Выбрать главу

Но думать и жить — разные вещи. И разница не может не отразиться на твоём мировоззрении… мироощущении, вы зависите от общего, от жизни, языка даже если не принимаешь каких‑то устоев, идей, но всё равно вольноневольно поддаёшься. Как от этого уйти? И как можно жить среди монотонной обстановки? В Агадыре много людей в забвении и амнезии, ничего не понимающих, конечно, на разных уровнях непонимания, нерасторопности, безразличия и полного отсутствия реакций.

В Нью–Йорке в совместном сознании есть соображения демократические к каждому индивидууму (тем не менее конкретно дела до тебя нет никому — тебя оставляют в покое). В Агадыре не существует никакой общей концепции ценности каждого, никакой личной ответственности, но зато такая неудовлетворённость существованием, которая переносится на других — унизят, дискриминируют при каждом удобном случае (женщина, больной, старый, чичмек), чтобы лучше себя ощутить. Если машине с буровиками попадался на пути казах, татарин, узбек, с отличительными чертами, не похожий на них, то всегда неслось что‑нибудь насмешливое вслед: морда‑то косорылая, тупая… И все смеются грубым, самодовольным смехом. При этом у самих лица затемнены бессмыслицей. Народ надменный, нетерпимый ни к каким признакам чужого, непонятного им человека или события.

Самый последний подпольный человек не применёт показать другому, что считает его ниже себя. Это предположение, что ты сложнее, умнее и постигаешь то, что простому смертному недоступно, пропитывает, конечно, и непоследних, и даже тех, кто считает себя самыми передовыми. Так что заносчивым превосходством могут похвастаться не только буровики. — А кто? — «Посмотри на себя, хозяйка, — пишет мой кот о моих писательских этюдах, — какие были представительные господа писатели, и что ты можешь добавить новенького?»
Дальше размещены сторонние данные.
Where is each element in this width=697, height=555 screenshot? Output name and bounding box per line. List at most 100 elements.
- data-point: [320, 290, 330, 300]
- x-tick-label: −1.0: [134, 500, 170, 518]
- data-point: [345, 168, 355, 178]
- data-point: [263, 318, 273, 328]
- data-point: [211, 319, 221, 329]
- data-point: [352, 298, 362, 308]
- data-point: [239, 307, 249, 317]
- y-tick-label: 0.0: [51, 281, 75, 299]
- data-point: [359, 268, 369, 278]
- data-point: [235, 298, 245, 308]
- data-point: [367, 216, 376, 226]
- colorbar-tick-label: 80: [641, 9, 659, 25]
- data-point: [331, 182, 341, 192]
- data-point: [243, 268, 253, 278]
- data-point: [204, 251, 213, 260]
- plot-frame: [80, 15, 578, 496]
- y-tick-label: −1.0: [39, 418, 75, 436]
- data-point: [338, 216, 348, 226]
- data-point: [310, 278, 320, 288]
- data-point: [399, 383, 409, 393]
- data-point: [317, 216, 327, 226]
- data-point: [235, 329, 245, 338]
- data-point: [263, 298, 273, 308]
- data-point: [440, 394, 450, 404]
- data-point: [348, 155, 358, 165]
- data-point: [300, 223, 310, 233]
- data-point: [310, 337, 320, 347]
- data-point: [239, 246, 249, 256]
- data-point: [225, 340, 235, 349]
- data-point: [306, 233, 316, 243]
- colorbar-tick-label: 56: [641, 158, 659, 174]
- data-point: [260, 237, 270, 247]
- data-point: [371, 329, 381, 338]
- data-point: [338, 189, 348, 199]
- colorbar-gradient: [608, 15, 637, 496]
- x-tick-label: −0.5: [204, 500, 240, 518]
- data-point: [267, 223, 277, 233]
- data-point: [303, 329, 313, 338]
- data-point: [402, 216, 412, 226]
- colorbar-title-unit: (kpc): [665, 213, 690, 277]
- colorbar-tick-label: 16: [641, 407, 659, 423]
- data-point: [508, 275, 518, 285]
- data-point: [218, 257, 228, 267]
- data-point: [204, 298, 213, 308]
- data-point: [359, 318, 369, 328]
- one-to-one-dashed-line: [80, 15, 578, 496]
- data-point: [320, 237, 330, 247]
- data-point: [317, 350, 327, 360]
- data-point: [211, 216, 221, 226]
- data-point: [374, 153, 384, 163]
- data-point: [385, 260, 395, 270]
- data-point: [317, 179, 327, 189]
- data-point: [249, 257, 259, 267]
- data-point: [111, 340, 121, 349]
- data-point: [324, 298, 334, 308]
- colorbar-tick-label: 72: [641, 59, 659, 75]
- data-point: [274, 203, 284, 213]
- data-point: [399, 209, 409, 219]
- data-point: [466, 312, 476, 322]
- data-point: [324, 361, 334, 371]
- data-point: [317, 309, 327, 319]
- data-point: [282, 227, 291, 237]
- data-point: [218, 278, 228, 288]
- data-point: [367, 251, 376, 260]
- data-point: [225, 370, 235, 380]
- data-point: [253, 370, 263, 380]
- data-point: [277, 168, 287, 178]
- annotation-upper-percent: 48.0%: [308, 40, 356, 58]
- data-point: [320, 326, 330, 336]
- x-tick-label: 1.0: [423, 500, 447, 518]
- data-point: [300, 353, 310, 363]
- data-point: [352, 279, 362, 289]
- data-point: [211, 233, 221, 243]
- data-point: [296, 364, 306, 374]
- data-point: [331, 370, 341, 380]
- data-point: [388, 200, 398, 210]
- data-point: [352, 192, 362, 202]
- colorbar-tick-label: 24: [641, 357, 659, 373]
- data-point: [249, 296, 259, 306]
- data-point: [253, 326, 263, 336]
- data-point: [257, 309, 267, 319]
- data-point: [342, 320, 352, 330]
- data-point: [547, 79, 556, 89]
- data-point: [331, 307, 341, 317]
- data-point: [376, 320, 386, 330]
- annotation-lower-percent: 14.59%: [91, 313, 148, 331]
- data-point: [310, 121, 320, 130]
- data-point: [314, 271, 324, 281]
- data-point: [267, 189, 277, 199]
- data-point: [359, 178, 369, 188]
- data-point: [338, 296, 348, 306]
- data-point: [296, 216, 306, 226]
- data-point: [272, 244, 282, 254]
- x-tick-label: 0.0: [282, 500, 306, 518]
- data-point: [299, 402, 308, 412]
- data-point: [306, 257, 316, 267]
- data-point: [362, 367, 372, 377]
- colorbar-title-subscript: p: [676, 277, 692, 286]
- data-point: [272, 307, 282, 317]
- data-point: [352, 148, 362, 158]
В Нью–Йорке бесконечность информации, мировые шедевры живописи в музеях, столько памятников, столько театров, с пьесами Шекспира, Шоу, Чехова, Джойса, Уайльда, Фицджеральда. «Кошки» Элиота… «Отверженные» идут годами. Тут рождаются новые формы театрального искусства, каких только звезд не видели сцены театров, представления не могут не поразить самое богатое воображение, немыслимое число выставочных залов галерей, богатейшие коллекции книг в библиотеках, и не перечислить всех достопримечательностей. Линкольн— центр. Рокфеллер… Ритмический шум от всего, что только есть на свете. Блеск нашей цивилизации! И в этот век разума и прогресса в Агадыре тоже есть своя достопримечательность — безразличие и невежество — дремотное состояние; однако в Нью–йоркское многослойное общество агадырское может влиться, как составная часть, и ничем не отличаться от столичного. Агадырское — не хуже любого другого, и агадырская уникальность нивелируется. И если часть ньюйоркцев поменять на агадырчан, то никто и не заметит обмена, кроме них самих. А если составить коллаж из Нью–Йорка и Агадыря, пристроив последний где‑нибудь с краю, то вообще‑то никто не увидит различия. А если взглянуть на натиск телевизионных шоу, то уж совсем не отличить: кто откуда? — Разве что одни не используют русский язык.

По страстям, происходящим в нашем заброшенном углу, — нет такого места, куда бы ни могла пробраться любовь, — Агадырь не уступает ни одному обществу и Нью–йоркскому тоже. На фоне монотонной обстановки, нерасторопности, безразличия, казалось, полного отсутствия реакций, — вдруг напряжённые человеческие взаимодействия — слёзы, разрывы, выяснения. Тут такие страстные истории, целые вселенные ревности, любви, соперничества, и тоже чудовищное развитие страстей уживается с тупо оцепенелым равнодушием.

Жизнь в дырках окраин не кончается, но — продолжать свою жизнь обитатели окраин (у кого чувство независимости сильнее чувств связи) стремятся в столицах, в нью–йорках… И куда дальше? А дальше ехать некуда. Дороги ведут только в лес.